Bekerja itu Keren

Betapa banyak orang yang kurang beruntung karena tidak bekerja

REPUBLIKA.CO.ID, JAKARTA -- Bekerja, tidak hanya akan mengangkat pelakunya dari kemiskinan, tetapi juga menjadi kebanggaan sekaligus simbol kemandirian. Dengan bekerja, meminjam istilah Bung Karno, maka orang akan berdikari; berdiri di atas kaki sendiri.

Betapa banyak orang yang kurang beruntung karena tidak bekerja alias menganggur. Dan tidak sedikit orang yang kurang bersyukur padahal sudah memiliki pekerjaan hanya karena belum cocok, baik dari sisi jenis pekerjaan maupun gaji yang diperolehnya.

Teladan kita Rasullullah SAW, bukanlah orang yang senang berpangku tangan. Beliau telah bekerja sejak masih kecil dengan menjadi penggembala kambing. Bahkan, ketika berumur 12 tahun telah berbisnis ke Negeri Syam. Hingga mempertemukannya dengan Siti Khadijah, seorang konglomerat yang kemudian menjadi istrinya.

Sabda Rasulullah SAW, dalam sebuah hadis mengatakan, "Barang siapa pada malam hari merasakan kelelahan dari upaya keterampilan kedua tangannya pada siang hari maka pada malam itu ia diampuni oleh Allah SWT."

Bekerja adalah aktivitas yang sangat dinamis yang mempunyai tujuan untuk memenuhi kebutuhan hidup manusia, baik jasmani maupun rohani. Dalam mencapai tujuan tersebut, manusia berikthiar dengan penuh kesungguhan untuk meraih prestasi yang optimal sebagai wujud pengabdian diri kepada Allah SWT.

Dalam Alquran, terdapat banyak sekali membicarakan akidah atau keimanan yang diikuti oleh ayat-ayat tentang kerja. Di bagian lain, ayat tentang kerja tersebut dikaitkan dengan masalah kemaslahatan, terkadang dikaitkan juga dengan reward and punishment di dunia dan akhirat. Di samping itu, Alquran juga mendeskripsikan kerja sebagai suatu etika kerja positif dan negatif.

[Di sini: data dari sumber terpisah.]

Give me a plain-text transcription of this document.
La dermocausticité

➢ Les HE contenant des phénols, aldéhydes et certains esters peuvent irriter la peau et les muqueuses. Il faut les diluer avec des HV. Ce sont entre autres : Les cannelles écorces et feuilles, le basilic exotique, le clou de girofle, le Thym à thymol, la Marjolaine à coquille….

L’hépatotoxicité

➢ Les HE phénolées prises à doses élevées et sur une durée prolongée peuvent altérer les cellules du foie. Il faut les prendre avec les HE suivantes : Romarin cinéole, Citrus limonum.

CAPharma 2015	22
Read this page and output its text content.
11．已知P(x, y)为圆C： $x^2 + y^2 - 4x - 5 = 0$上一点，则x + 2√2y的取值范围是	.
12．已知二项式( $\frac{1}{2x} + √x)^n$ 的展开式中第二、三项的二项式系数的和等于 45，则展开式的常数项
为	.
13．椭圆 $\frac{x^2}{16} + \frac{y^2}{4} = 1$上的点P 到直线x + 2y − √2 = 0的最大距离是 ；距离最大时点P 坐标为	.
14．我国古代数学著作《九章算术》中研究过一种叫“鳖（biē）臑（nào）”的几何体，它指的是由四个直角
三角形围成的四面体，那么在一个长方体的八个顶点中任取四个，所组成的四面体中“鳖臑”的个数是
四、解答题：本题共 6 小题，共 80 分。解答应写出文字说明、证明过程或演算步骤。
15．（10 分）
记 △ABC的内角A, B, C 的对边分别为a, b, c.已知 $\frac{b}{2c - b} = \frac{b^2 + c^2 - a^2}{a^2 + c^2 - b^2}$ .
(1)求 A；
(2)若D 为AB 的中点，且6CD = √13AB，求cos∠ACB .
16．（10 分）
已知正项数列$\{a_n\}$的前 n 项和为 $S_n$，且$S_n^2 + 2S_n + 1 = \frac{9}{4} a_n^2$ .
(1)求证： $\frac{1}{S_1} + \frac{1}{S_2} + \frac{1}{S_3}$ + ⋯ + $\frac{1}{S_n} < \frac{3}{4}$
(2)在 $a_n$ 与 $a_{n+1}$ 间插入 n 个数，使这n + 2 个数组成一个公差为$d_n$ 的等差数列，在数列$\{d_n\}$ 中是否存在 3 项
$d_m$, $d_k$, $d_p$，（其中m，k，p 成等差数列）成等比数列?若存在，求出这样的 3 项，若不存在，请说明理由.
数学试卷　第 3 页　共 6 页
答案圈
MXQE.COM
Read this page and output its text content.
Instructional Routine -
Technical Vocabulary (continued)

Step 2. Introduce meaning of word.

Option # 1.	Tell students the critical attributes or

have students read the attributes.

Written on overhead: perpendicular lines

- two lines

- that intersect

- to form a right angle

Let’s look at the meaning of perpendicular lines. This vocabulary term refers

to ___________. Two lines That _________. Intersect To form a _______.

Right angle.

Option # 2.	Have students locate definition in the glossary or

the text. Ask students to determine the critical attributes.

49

Dalam Islam, tujuan Allah menciptakan manusia adalah untuk beribadah kepada-Nya (QS adz- Dzariyat: 56), sekaligus untuk menjadi khalifah di muka bumi (QS al-Baqarah 30). Bekerja dalam Islam memiliki dimensi spiritual yang tinggi, tidak hanya untuk survive of life, tetapi juga merefleksikan kekhalifahan manusia sesuai dengan tujuan penciptaannya.

Dalam perspektif ini, hakikat dasar manusia dalam bekerja adalah amanat dan kesadaran Ila hiah. Sehingga, dalam hidup dan mati manusia akan dilihat siapa yang (ahsanu amala) paling baik pe ker jaannya (QS al-Mulk: 2). Islam memandang bahwa bekerja adalah kewajiban yang menduduki tingkat kemuliaan yang cukup tinggi. Maka itu, dengan bekerja, manusia dapat meningkatkan harkat dan martabatnya di hadapan Tuhan juga manusia.

Oleh karena itu, bekerja tidak hanya untuk menjadi seseorang sebagai hamba yang taat kepada-Nya, tetapi juga menjadikannya orang yang keren. Sebab, ia telah mampu memenuhi kebutuhan dirinya dan keluarganya jika telah berkeluarga. Bekerja dapat dilakukan secara sendiri ataupun bersama-sama. Selain itu, bekerja dapat dilakukan pada orang lain dengan menjadi karyawan atau pegawai dan pada instansi pemerintah menjadi abdi negara. Kita juga dapat bekerja dengan berbisnis atau berdagang. Intinya adalah memiliki penghasilan tanpa harus bergantung pada orang lain.

Dengan bekerja, kita tidak hanya memenuhi kebutuhan jasmani dan rohani, tetapi juga yang tak kalah pentingnya adalah adanya bekal yang memadai untuk beribadah meraih kebahagiaan hidup di dunia dan akhirat. Yuk kita bekerja! Wallahualam. 



Sumber: Republika.co.id
loading...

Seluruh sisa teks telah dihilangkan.